Every Monday from 7-9pm, WMMT broadcasts Hip Hop from the Hill Top from its headquarters in Whitesburg, Kentucky, featuring the best of old school, new school, underground and southern hip hop. WMMT is the community radio station of Appalshop, a 50 year old media and arts organization in east Kentucky.
Following those two hours of music is a one-hour radio program called “Calls from Home”. The program broadcasts messages from friends and family of those incarcerated in prisons in the region. The calls are recorded during the hip hop show for broadcast the same night.

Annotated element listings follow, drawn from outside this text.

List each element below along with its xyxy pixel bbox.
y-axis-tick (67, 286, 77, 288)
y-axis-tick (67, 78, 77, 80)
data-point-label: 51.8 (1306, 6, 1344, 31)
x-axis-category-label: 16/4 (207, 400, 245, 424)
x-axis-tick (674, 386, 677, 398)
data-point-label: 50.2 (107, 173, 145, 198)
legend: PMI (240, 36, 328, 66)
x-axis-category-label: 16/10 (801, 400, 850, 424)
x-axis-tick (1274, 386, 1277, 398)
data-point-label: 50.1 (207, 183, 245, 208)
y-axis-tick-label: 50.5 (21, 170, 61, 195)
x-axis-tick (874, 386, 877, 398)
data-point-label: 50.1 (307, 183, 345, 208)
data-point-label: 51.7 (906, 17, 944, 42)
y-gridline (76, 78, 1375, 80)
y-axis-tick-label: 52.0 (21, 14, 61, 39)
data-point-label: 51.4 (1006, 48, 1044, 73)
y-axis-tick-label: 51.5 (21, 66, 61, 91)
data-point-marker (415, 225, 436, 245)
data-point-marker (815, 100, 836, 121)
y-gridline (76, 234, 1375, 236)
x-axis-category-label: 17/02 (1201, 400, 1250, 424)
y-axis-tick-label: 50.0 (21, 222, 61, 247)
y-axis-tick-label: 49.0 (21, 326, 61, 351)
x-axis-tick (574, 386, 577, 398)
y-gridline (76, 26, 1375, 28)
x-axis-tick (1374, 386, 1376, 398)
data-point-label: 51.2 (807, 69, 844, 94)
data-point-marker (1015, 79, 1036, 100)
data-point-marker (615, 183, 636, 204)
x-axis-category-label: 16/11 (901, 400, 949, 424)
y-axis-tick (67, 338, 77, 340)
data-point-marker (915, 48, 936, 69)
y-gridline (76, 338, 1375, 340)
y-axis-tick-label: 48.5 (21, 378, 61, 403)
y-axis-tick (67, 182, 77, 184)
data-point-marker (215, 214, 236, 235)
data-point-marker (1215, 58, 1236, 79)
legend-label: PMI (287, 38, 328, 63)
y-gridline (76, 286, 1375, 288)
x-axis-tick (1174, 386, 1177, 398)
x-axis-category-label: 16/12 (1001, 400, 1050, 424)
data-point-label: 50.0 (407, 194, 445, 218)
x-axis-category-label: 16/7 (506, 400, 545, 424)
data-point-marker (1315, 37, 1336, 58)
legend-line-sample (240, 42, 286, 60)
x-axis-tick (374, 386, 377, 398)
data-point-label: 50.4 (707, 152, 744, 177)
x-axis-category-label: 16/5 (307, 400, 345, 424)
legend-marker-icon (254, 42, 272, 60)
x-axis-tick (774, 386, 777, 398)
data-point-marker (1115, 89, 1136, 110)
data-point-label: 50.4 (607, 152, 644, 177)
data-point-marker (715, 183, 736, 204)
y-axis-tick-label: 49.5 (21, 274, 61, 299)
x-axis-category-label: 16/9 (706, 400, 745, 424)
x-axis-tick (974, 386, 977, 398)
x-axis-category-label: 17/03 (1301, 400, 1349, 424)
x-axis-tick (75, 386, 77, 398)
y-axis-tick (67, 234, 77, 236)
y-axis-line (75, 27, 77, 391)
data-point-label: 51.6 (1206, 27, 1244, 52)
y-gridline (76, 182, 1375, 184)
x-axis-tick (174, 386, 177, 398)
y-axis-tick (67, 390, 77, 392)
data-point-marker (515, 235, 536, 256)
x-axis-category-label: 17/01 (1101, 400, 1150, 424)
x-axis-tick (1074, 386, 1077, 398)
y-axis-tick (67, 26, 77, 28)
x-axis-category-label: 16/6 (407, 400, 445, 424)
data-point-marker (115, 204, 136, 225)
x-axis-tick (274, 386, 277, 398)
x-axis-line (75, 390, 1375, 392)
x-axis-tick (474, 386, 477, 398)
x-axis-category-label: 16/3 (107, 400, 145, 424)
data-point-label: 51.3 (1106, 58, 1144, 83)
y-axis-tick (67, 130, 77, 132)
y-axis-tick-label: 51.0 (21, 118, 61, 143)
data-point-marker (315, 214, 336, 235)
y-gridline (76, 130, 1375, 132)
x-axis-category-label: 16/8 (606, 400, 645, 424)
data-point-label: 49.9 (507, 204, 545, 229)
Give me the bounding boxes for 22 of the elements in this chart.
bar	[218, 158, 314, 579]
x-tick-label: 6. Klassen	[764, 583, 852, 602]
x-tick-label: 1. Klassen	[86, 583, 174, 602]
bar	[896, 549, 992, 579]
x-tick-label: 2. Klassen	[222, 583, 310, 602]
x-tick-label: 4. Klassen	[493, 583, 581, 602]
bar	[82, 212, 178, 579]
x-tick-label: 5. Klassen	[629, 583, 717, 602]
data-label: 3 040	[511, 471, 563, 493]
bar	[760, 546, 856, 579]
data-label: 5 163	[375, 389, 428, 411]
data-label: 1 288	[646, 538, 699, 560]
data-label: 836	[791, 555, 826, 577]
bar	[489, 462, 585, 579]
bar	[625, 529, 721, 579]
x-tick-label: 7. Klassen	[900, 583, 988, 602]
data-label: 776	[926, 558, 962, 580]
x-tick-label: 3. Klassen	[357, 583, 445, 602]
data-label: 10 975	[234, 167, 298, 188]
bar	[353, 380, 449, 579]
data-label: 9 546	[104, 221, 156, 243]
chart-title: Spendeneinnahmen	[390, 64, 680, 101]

The project started more than 20 years ago to help loved ones communicate with those in prison who could not afford long distance call rates or to visit frequently due to transportation costs or other barriers.
Some of the calls are intense. People will share that a loved one has passed away, or that a relationship is ending. Others are about happy news, such as an award a child got at school or a new job.
“Ideally, they’d be able to talk directly to their loved ones,” Elizabeth Sanders, WMMT’s general manager, said. “I think there’s a lot that needs to change with our criminal justice system. But, given how it is right now, families should at the least have communication options that aren’t cost prohibitive. We need just and sustainable investment in our communities and in the communities where the folks who are incarcerated are coming from.”
Nearly 5,000 people are imprisoned in facilities in Eastern Kentucky, Virginia and West Virginia. WMMT’s local radio signal reaches US Penitentiary Big Sandy in Inez, Ky.; Wallens Ridge State Prison in Wise County, Va.; Red Onion State Prison in Wise County, Va.; Keen Mountain Correctional Center in Oakwood, Va.; US Penitentiary Lee in Lee County, Va.; Wise Correctional Unit in Coeburn, Va.; and, many regional jails and detention centers.
This year, Appalshop started a new program focused on prison justice called “Restorative Radio”. Airing monthly, on the third Wednesday of the month, the primary goal is to further support those incarcerated or affected by incarceration by giving them an avenue to generate and request their own content. Each episode is one hour long and features interviews with individuals working or affected by the prison system, as well as original writing, such as poetry or music written by those on the inside of prisons.
One part of their fourth episode, which aired in July 2019, featured Black Sheep Brick Oven Bakery and Catering, a program at Hemphill Community Center in Letcher County, that provides job training for individuals in the local drug court.
WMMT’s programming about prison justice reminds its listeners weekly of the huge number of Americans in our prison system, keeping those individuals and the need to invest in our communities at the forefront of our minds.
Creating places and spaces for communities to talk to each other about sometimes difficult subjects, such as incarceration, is an important part of forming Appalachia’s New Day.